REPUBLIKA.CO.ID, NEW YORK -- Pejabat tinggi PBB memperingatkan Dewan Keamanan (DK) PBB bahwa lebih dari 400 ribu orang di Tigray, Ethiopia berada dalam kondisi kelaparan. PBB juga mengingatkan bahwa ada risiko lebih banyak bentrokan di wilayah tersebut meski gencatan senjata sepihak oleh pemerintah federal telah dilakukan.
Penjabat kepala bantuan PBB Ramesh Rajasingham mengatakan kepada DK PBB, bahwa situasi kemanusiaan di Tigray memburuk secara dramatis dalam beberapa pekan terakhir. Pihaknya mendata terdapat peningkatan sekitar 50 ribu orang yang kini menderita kelaparan.
"Lebih dari 400 ribu orang diperkirakan telah melewati ambang kelaparan dan 1,8 juta orang lainnya berada di ambang kelaparan. Beberapa menyatakan bahwa jumlahnya bahkan lebih tinggi, 33 ribu anak-anak kekurangan gizi parah," katanya.
Setelah enam diskusi, Dewan Keamanan mengadakan pertemuan publik pertamanya sejak pertempuran pecah pada November antara pasukan pemerintah, yang didukung oleh pasukan dari negara tetangga Eritrea, dan para pejuang Tigray People's Liberation Front (TPLF) dengan mantan partai penguasa Tigray.
Pemerintah Ethiopia mendeklarasikan gencatan senjata sepihak pada Senin pekan ini, yang oleh TPLF dianggap sebagai lelucon. Ada laporan tentang bentrokan yang terus berlanjut di beberapa tempat saat tekanan meningkat secara internasional agar semua pihak mundur.

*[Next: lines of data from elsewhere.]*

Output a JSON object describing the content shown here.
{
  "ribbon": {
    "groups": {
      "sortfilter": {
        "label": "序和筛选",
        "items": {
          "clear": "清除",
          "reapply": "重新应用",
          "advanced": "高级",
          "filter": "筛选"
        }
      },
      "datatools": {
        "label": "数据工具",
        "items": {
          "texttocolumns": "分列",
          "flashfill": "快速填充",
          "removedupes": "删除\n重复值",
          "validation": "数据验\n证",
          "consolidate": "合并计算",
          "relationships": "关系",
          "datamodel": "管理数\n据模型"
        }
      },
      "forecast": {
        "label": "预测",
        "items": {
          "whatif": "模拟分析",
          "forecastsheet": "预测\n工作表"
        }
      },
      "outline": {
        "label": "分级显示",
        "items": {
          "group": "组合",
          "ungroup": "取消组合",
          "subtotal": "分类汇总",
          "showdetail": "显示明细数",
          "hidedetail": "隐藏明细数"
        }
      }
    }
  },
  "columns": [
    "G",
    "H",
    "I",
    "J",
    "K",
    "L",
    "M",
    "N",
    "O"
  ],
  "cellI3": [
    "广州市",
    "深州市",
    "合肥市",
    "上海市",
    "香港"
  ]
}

Duta Besar AS untuk PBB Linda Thomas-Greenfield mengatakan, pemerintah Ethiopia harus menunjukkan komitmen serius gencatan senjata untuk mengatasi bencana kemanusiaan. Dia juga memperingatkan bahwa setiap penolakan akses bantuan bukanlah indikasi gencatan senjata kemanusiaan, tetapi dari pengepungan.
Duta Besar Ethiopia untuk PBB Taye Atske Selassie Amde mengatakan kepada wartawan setelah dia berbicara kepada dewan bahwa tujuan gencatan senjata bukan untuk mengepung, tapi untuk menyelamatkan nyawa.
"Itu seharusnya mendorong teman-teman kita untuk memberikan dukungan dan mengurangi tekanan yang tidak membantu," ujar dia. Amde mengatakan pemerintah berharap gencatan senjata juga bisa memicu dialog.
Thomas-Greenfield mendesak pihak-pihak yang berkonflik untuk memanfaatkan momen ini, seraya memperingatkan bahwa jika mereka gagal, akan ada konsekuensi yang menghancurkan bagi Ethiopia dan negara di Tanduk Afrika. Sementara Rusia dan Cina tidak keberatan dengan pertemuan publik Dewan Keamanan di Tigray pada Jumat, mereka menjelaskan bahwa mereka yakin konflik itu adalah urusan internal Ethiopia.
"Kami percaya bahwa campur tangan Dewan Keamanan dalam menyelesaikannya adalah kontraproduktif," Duta Besar Rusia untuk PBB. Rusia dan Cina sama-sama memiliki hak veto dewan, bersama dengan Amerika Serikat, Prancis, dan Inggris.